Secretaria de Justiça e Cidadania do Ceará, em Fortaleza, foi atacada a tiros na madrugada de sábado (24) - Jarbas Oliveira/Estadão Conteúdo
Secretaria de Justiça e Cidadania do Ceará, em Fortaleza, foi atacada a tiros na madrugada de sábado (24) Imagem: Jarbas Oliveira/Estadão Conteúdo

Carlos Madeiro

Colaboração para o UOL, em Maceió

29/03/2018 04h00Atualizada em 02/04/2018 13h04

A série de ataques a veículos e prédios públicos nos últimos dias no Ceará mostrou que --após muitos meses de confrontos-- as facções criminosas estão unidas em torno de uma meta: impedir a instalação de bloqueadores de celular nos presídios.

A motivação agora é uma decisão de 2 de março que determinou que o “estado do Ceará, no prazo de 180 dias, proceda à aquisição e promova a devida instalação de bloqueadores de sinal de celular em todas as unidades prisionais”. Trata-se de uma decisão do Judiciário que deve ser colocada em prática pelo governo cearense.

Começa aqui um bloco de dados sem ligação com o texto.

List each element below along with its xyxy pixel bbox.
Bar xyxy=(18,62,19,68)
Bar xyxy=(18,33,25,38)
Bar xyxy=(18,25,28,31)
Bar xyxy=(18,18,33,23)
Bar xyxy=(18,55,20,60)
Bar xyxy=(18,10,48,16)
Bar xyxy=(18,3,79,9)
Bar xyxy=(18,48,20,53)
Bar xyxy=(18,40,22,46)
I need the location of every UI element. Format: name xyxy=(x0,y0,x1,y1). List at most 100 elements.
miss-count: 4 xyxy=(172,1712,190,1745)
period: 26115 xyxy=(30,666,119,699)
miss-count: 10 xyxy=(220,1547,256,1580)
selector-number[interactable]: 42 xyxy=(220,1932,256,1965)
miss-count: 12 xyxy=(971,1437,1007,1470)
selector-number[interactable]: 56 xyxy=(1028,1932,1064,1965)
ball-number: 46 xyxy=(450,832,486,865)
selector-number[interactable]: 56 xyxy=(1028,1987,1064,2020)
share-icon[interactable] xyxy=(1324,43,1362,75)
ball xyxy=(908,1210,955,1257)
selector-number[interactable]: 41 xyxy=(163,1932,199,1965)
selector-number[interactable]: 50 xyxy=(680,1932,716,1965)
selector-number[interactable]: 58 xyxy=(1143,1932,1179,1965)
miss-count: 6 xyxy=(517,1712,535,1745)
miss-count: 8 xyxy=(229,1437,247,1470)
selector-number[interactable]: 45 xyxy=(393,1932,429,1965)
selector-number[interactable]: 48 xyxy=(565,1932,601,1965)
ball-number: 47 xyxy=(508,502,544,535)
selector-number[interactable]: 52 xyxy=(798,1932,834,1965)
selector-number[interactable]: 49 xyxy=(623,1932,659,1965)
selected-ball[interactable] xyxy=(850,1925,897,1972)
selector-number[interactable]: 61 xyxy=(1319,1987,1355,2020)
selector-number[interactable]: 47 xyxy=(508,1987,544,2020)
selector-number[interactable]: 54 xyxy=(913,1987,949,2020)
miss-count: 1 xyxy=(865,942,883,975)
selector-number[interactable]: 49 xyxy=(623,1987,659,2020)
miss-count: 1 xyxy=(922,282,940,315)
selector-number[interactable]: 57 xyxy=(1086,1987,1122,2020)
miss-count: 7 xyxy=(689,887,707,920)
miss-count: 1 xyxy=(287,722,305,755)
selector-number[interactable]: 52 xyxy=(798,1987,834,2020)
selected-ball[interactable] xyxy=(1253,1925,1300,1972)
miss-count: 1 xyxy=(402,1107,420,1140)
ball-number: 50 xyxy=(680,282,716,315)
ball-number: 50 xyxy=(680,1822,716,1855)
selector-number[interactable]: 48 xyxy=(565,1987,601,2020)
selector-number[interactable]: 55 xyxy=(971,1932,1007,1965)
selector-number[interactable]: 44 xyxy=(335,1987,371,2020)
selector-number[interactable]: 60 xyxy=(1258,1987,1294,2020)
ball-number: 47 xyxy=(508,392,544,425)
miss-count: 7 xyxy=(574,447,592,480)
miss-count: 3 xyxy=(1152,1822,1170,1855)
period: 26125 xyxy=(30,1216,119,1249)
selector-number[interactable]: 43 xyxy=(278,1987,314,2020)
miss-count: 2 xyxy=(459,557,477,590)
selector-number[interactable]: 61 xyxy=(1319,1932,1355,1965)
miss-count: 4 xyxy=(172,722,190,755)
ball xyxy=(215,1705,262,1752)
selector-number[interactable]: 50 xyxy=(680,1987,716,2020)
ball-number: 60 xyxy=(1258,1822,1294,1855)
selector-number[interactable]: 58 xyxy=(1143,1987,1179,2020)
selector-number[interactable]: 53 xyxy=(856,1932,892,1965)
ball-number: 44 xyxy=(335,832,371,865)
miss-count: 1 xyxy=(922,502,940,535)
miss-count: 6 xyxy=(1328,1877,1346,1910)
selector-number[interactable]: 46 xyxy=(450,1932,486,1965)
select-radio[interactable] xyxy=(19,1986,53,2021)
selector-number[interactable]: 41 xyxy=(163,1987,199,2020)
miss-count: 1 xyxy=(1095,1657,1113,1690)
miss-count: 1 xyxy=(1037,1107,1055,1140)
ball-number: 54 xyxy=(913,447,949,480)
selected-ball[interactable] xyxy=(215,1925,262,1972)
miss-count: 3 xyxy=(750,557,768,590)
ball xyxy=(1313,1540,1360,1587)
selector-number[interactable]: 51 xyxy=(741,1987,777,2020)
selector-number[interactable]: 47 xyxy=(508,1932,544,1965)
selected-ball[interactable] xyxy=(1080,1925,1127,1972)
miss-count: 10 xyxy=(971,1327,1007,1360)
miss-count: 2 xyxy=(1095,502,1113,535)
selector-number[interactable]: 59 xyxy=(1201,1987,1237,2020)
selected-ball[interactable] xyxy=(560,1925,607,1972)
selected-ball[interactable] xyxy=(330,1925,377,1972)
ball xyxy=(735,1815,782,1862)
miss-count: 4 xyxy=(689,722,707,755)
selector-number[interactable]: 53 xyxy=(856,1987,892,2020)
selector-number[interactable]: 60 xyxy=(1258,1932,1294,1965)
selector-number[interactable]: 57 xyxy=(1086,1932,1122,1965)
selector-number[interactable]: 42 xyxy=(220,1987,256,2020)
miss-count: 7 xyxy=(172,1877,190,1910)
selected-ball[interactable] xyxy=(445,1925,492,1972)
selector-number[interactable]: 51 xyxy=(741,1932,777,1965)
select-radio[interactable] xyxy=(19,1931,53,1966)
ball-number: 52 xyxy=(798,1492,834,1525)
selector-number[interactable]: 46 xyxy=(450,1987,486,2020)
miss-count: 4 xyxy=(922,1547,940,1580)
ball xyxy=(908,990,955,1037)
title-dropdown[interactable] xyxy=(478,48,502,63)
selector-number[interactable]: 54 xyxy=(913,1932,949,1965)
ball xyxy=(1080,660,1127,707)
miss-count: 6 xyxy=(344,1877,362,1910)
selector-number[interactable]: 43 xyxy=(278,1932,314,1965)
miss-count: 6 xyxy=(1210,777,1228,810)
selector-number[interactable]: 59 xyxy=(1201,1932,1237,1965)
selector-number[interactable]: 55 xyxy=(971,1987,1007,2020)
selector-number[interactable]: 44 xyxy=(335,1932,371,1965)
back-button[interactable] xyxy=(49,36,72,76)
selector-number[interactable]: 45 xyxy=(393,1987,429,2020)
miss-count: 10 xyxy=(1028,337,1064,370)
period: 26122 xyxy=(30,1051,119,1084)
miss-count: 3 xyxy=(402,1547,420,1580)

Apesar de o tema não ser tratado abertamente pelo governo, as autoridades já sabem que as facções estão dispostas a atos "terroristas" para evitar a a instalação. "Isso é uma guerra, e não tenho dúvida de que vamos vencer", disse o governador Camilo Santana (PT), em entrevista concedida no último domingo (25).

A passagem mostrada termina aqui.